Windows Live Web Messenger
- Screenshot of Windows Live Web Messenger beta
- Website type: Instant messaging
- Owner: Microsoft
- Website: Archived official website at the Wayback Machine (archive index)
- Commercial: No
- Registration: Required
- Launched: August 2004; 22 years ago
- Current status: Discontinued (October 30, 2008)

= Windows Live Web Messenger =

Browser-based instant messaging 2004–2008

Windows Live Web Messenger is the discontinued browser-based version of Windows Live Messenger developed by Microsoft which allowed users to send instant messages online and in real-time with others using the Microsoft Messenger service from within a web browser. The service allowed users without administrative privileges on their computer, such as at a shared public computer, to chat with others on their Messenger contact list without having to install the Windows Live Messenger client.

On October 30, 2008, Microsoft officially discontinued the beta version of Windows Live Web Messenger and integrated the service into Windows Live Hotmail and Windows Live Contacts. In 2010, as part of the Windows Live "Wave 4" release, Windows Live Web Messenger is integrated into all Windows Live web services' headers, allowing users to sign into the Messenger service via the web browser on any Windows Live properties.

==History==
MSN Web Messenger was first launched in August 2004. On the contact list for MSN Messenger users, the status of a contact using Web messenger is either displayed as a globe, or by appending the word (Web) after their name, depending on the version of MSN Messenger used. MSN Web Messenger was officially discontinued on June 30, 2009.

In September 2007, Microsoft began developing a new version of the service named Windows Live Web Messenger.
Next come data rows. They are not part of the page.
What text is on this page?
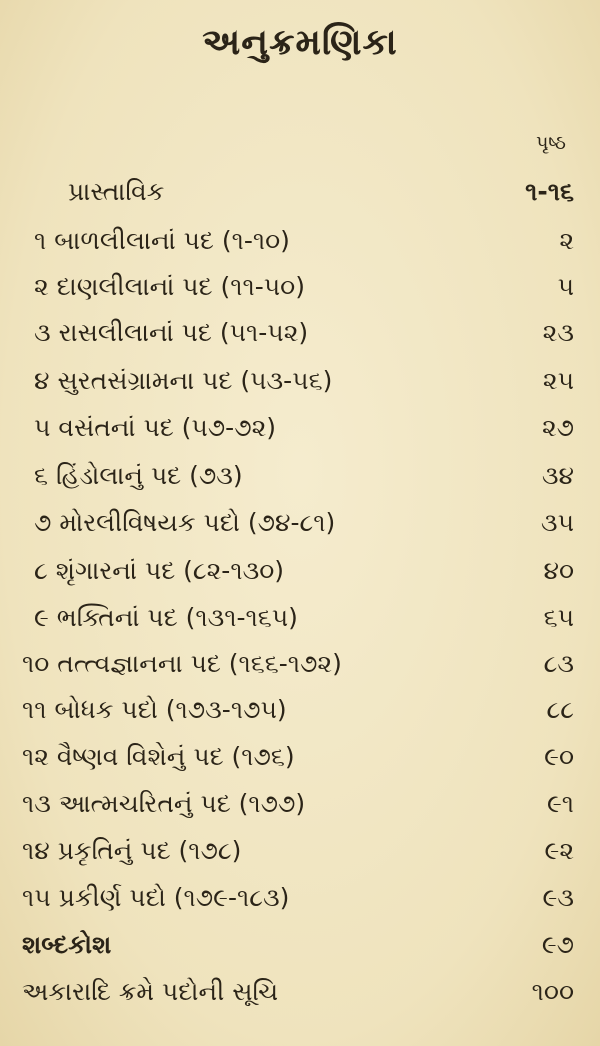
અનુક્રમણિકા
પૃષ્ઠ
પ્રાસ્તાવિક	૧-૧૬
૧ બાળલીલાનાં પદ (૧-૧૦)	૨
૨ દાણલીલાનાં પદ (૧૧-૫૦)	૫
૩ રાસલીલાનાં પદ (૫૧-૫૨)	૨૩
૪ સુરતસંગ્રામના પદ (૫૩-૫૬)	૨૫
૫ વસંતનાં પદ (૫૭-૭૨)	૨૭
૬ હિંડોલાનું પદ (૭૩)	૩૪
૭ મોરલીવિષયક પદો (૭૪-૮૧)	૩૫
૮ શૃંગારનાં પદ (૮૨-૧૩૦)	૪૦
૯ ભક્તિનાં પદ (૧૩૧-૧૬૫)	૬૫
૧૦ તત્ત્વજ્ઞાનના પદ (૧૬૬-૧૭૨)	૮૩
૧૧ બોધક પદો (૧૭૩-૧૭૫)	૮૮
૧૨ વૈષ્ણવ વિશેનું પદ (૧૭૬)	૯૦
૧૩ આત્મચરિતનું પદ (૧૭૭)	૯૧
૧૪ પ્રકૃતિનું પદ (૧૭૮)	૯૨
૧૫ પ્રકીર્ણ પદો (૧૭૯-૧૮૩)	૯૩
શબ્દકોશ	૯૭
અકારાદિ ક્રમે પદોની સૂચિ	૧૦૦
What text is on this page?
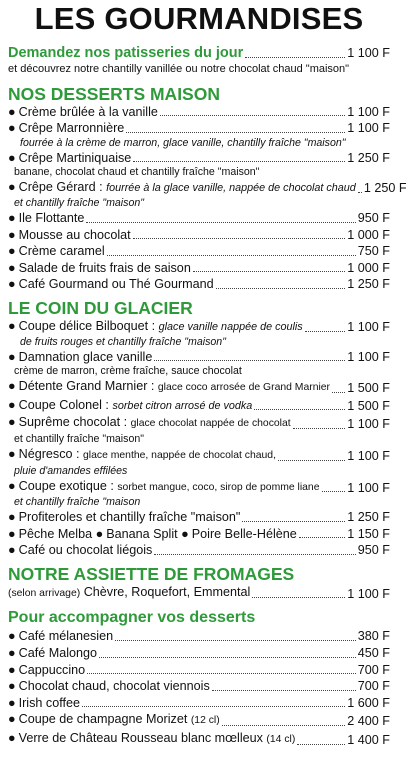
LES GOURMANDISES
Demandez nos patisseries du jour	1 100 F
et découvrez notre chantilly vanillée ou notre chocolat chaud "maison"
NOS DESSERTS MAISON
● Crème brûlée à la vanille	1 100 F
● Crêpe Marronnière	1 100 F
fourrée à la crème de marron, glace vanille, chantilly fraîche "maison"
● Crêpe Martiniquaise	1 250 F
banane, chocolat chaud et chantilly fraîche "maison"
● Crêpe Gérard : fourrée à la glace vanille, nappée de chocolat chaud 1 250 F
et chantilly fraîche "maison"
● Ile Flottante	950 F
● Mousse au chocolat	1 000 F
● Crème caramel	750 F
● Salade de fruits frais de saison	1 000 F
● Café Gourmand ou Thé Gourmand	1 250 F
LE COIN DU GLACIER
● Coupe délice Bilboquet : glace vanille nappée de coulis	1 100 F
de fruits rouges et chantilly fraîche "maison"
● Damnation glace vanille	1 100 F
crème de marron, crème fraîche, sauce chocolat
● Détente Grand Marnier : glace coco arrosée de Grand Marnier 1 500 F
● Coupe Colonel : sorbet citron arrosé de vodka	1 500 F
● Suprême chocolat : glace chocolat nappée de chocolat	1 100 F
et chantilly fraîche "maison"
● Négresco : glace menthe, nappée de chocolat chaud,	1 100 F
pluie d'amandes effilées
● Coupe exotique : sorbet mangue, coco, sirop de pomme liane 1 100 F
et chantilly fraîche "maison
● Profiteroles et chantilly fraîche "maison"	1 250 F
● Pêche Melba ● Banana Split ● Poire Belle-Hélène	1 150 F
● Café ou chocolat liégois	950 F
NOTRE ASSIETTE DE FROMAGES
(selon arrivage) Chèvre, Roquefort, Emmental	1 100 F
Pour accompagner vos desserts
● Café mélanesien	380 F
● Café Malongo	450 F
● Cappuccino	700 F
● Chocolat chaud, chocolat viennois	700 F
● Irish coffee	1 600 F
● Coupe de champagne Morizet (12 cl)	2 400 F
● Verre de Château Rousseau blanc mœlleux (14 cl)	1 400 F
This version was released to internal beta testers and was not available to the public. Windows Live Web Messenger featured the Windows Live 2.0 user interface, integrated Personal Status Message and display picture functionalities, and allowed tabbed conversations in a "conversation workspace". Windows Live Web Messenger was officially discontinued on October 30, 2008, and its capabilities were integrated into Windows Live Hotmail and Windows Live Contacts. However many functionalities in the beta version of Windows Live Web Messenger, such as tabbed conversations, were unavailable in the Windows Live Contacts and Hotmail version.

There are other services from various localities (such as China, Taiwan, and Singapore) that are also titled Windows Live Web Messenger, however these versions are only an implementation of the Windows Live Messenger Web Toolkit.